In Chinese the term Easter literally translates as “Risen Day” or “Resurrection Day”. Yet most students from China have never celebrated this religious holiday. Most don’t understand the significant meaning of Easter. Explaining Easter to your Chinese friend can be difficult. Where do you begin?
Stories can build a bridge to understanding – especially when told in a person’s native language. The Jesus Film App offers many stories – in multiple languages – about Jesus. For Chinese students, we recommend showing the Mandarin version of the short-film My Last Day. This anime video provides a touching and thought-provoking look at Jesus, and how He affects our lives. There are also questions for reflection and discussion which can open doors to sharing the Gospel.

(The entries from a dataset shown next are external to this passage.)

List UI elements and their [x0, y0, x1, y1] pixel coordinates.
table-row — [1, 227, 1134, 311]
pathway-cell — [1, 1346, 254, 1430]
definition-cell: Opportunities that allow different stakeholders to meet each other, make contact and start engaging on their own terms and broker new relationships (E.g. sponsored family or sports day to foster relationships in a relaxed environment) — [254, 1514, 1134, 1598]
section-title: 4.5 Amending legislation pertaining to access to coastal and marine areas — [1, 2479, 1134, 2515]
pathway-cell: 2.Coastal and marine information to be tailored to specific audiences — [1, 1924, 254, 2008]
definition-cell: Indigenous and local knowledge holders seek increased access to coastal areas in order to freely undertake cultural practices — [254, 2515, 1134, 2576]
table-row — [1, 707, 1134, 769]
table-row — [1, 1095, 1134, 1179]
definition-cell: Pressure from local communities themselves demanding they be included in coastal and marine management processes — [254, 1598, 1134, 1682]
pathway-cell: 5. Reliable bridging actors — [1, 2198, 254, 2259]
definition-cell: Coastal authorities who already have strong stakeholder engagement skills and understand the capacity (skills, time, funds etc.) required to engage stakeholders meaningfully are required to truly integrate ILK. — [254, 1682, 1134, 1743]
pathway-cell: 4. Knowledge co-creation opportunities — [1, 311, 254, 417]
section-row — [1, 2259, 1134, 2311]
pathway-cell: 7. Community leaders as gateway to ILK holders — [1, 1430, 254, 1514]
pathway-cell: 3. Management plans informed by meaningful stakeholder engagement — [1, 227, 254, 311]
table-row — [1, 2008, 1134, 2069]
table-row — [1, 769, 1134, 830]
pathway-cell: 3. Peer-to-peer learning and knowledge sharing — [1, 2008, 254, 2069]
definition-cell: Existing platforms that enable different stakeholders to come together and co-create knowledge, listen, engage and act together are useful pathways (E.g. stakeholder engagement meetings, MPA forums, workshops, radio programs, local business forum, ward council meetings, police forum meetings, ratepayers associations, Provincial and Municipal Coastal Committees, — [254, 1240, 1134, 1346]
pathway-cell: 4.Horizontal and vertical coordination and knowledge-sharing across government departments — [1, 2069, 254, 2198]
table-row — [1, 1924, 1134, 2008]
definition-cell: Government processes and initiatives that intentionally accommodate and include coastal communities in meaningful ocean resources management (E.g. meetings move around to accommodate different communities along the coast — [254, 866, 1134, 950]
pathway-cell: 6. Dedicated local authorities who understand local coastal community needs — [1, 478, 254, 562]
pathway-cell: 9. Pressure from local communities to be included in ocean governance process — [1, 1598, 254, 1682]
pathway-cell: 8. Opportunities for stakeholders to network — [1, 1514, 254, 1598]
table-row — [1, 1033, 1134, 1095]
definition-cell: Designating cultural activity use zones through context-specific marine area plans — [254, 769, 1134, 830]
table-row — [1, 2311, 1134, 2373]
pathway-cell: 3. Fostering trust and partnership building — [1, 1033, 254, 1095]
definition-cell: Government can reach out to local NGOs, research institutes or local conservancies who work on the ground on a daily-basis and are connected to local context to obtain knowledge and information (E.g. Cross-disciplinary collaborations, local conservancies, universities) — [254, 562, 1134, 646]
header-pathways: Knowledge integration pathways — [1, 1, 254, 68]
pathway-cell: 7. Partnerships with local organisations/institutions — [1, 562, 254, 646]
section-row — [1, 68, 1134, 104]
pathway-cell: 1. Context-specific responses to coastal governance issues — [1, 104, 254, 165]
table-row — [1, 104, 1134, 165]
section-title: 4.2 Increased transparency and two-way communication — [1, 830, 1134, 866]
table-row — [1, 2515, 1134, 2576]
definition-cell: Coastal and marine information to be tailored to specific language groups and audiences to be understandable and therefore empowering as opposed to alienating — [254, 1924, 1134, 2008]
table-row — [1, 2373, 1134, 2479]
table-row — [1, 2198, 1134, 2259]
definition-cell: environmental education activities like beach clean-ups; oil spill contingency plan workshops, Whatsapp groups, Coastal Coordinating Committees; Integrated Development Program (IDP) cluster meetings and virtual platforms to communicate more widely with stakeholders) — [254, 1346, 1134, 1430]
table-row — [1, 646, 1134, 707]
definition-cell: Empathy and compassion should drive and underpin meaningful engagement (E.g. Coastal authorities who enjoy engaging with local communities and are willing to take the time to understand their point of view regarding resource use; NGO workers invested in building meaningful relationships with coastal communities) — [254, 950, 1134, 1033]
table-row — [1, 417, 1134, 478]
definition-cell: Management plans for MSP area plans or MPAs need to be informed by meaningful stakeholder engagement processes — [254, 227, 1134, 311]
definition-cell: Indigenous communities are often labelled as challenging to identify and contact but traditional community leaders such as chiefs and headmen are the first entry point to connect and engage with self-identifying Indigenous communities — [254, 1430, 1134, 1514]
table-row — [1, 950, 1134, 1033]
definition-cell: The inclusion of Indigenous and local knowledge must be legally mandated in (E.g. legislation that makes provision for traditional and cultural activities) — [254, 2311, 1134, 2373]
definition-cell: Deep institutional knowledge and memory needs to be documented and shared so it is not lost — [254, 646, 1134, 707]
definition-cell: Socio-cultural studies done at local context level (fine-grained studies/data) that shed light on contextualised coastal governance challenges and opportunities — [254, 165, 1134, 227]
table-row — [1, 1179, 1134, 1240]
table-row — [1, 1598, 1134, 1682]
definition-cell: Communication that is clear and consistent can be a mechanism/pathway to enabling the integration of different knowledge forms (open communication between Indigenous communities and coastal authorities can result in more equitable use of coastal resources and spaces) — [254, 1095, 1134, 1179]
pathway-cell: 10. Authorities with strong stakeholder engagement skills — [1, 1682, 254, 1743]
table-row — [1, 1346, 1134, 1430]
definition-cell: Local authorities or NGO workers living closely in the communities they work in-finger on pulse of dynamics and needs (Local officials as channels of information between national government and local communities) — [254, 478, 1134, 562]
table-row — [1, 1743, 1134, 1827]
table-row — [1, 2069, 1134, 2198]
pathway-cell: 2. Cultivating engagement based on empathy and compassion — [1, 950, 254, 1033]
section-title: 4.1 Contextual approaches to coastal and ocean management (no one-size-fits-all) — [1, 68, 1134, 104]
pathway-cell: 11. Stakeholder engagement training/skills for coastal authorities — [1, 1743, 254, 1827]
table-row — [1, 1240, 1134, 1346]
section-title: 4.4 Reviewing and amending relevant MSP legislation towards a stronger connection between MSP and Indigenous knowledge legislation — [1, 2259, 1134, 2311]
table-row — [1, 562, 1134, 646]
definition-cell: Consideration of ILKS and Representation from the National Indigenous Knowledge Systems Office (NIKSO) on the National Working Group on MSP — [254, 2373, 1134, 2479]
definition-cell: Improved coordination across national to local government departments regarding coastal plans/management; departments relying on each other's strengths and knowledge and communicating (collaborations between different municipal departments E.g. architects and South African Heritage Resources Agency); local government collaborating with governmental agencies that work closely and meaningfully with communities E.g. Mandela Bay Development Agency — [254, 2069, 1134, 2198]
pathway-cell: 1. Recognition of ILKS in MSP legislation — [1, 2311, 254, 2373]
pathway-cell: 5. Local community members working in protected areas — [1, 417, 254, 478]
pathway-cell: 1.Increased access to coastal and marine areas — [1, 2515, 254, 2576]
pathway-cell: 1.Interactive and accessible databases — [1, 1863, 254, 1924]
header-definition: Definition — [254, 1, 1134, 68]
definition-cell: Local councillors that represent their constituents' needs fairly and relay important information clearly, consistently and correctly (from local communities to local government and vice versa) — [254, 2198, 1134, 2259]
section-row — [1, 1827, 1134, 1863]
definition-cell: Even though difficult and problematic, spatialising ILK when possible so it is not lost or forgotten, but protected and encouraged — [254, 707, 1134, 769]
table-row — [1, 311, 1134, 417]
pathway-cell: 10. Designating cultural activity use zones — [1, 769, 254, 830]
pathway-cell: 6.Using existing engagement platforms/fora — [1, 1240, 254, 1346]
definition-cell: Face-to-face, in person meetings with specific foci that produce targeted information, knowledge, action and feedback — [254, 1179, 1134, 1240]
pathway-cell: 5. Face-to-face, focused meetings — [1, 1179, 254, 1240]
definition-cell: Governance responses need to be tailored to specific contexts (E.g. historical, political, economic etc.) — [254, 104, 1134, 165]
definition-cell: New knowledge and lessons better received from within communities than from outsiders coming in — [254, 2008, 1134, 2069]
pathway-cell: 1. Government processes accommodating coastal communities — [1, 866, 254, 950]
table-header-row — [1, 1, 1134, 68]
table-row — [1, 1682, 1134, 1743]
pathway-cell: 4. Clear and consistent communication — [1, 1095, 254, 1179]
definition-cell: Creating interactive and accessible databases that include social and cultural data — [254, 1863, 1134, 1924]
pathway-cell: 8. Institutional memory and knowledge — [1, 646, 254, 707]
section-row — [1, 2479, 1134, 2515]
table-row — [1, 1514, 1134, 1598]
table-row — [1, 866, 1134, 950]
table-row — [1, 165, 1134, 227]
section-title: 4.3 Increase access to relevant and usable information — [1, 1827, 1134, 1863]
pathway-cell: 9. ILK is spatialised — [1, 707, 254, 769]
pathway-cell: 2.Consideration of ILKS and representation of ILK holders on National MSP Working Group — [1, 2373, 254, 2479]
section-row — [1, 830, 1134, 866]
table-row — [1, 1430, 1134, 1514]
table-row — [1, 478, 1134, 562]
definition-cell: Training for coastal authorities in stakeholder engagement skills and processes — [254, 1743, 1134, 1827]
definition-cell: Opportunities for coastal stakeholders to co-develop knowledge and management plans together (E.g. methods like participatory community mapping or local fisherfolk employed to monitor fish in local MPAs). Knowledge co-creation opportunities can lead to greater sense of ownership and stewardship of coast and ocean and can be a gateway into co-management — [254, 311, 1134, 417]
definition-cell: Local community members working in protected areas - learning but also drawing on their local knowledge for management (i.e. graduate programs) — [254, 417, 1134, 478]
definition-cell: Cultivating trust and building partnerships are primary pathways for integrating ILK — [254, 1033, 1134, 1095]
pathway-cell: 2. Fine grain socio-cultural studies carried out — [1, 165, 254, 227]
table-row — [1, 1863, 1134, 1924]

There are various tracts – in Chinese – you can use to explain the message of God’s love and forgiveness. It is important that the Gospel is clearly communicated so it can be understood and received. Because they lack spiritual knowledge and background, the following foundational points should be addressed:
1) They can be loved by God – Those who have never heard of unconditional love may believe their prior actions have made them unlovable to other people – even to God.
2) They have sinned – In Chinese the word ‘sin’ is translated as ‘crime.’ Some students will not grasp their sinfulness because they have not broken the laws of their society. They may consider themselves to be “good” and not in need of being saved from anything.
3) They can be forgiven – With no clear concept of sin or atonement, the student may have no authentic basis for understanding their need for forgiveness. Their lack of clarity about “sin” may prevent them from dealing with guilt and shame in their lives as well as recognizing how they have been hurt by others.
4) They can trust Christ – Without affirmation of the Bible’s historicity and veracity, some students will consider Jesus as a mythological figure. They fail to understand his purpose or plan. They often believe that they can only trust in themselves, it is challenging for them to consider trusting Christ and it is in opposition to what they have been taught growing up.
5) They can have hope after this life – Most Chinese students fear death; for them, it is the end of all existence. As a result, they focus on present goals and generally avoid even thinking of death or the hereafter. The present world is what matters to them.
When we see Jesus for who He really is, we savor Him. We delight in Him as true and beautiful and satisfying.
As you enter into the spiritual journey of Chinese students, may God use you to not only inform, but transform. May they experience the death and resurrection of Jesus in their lives.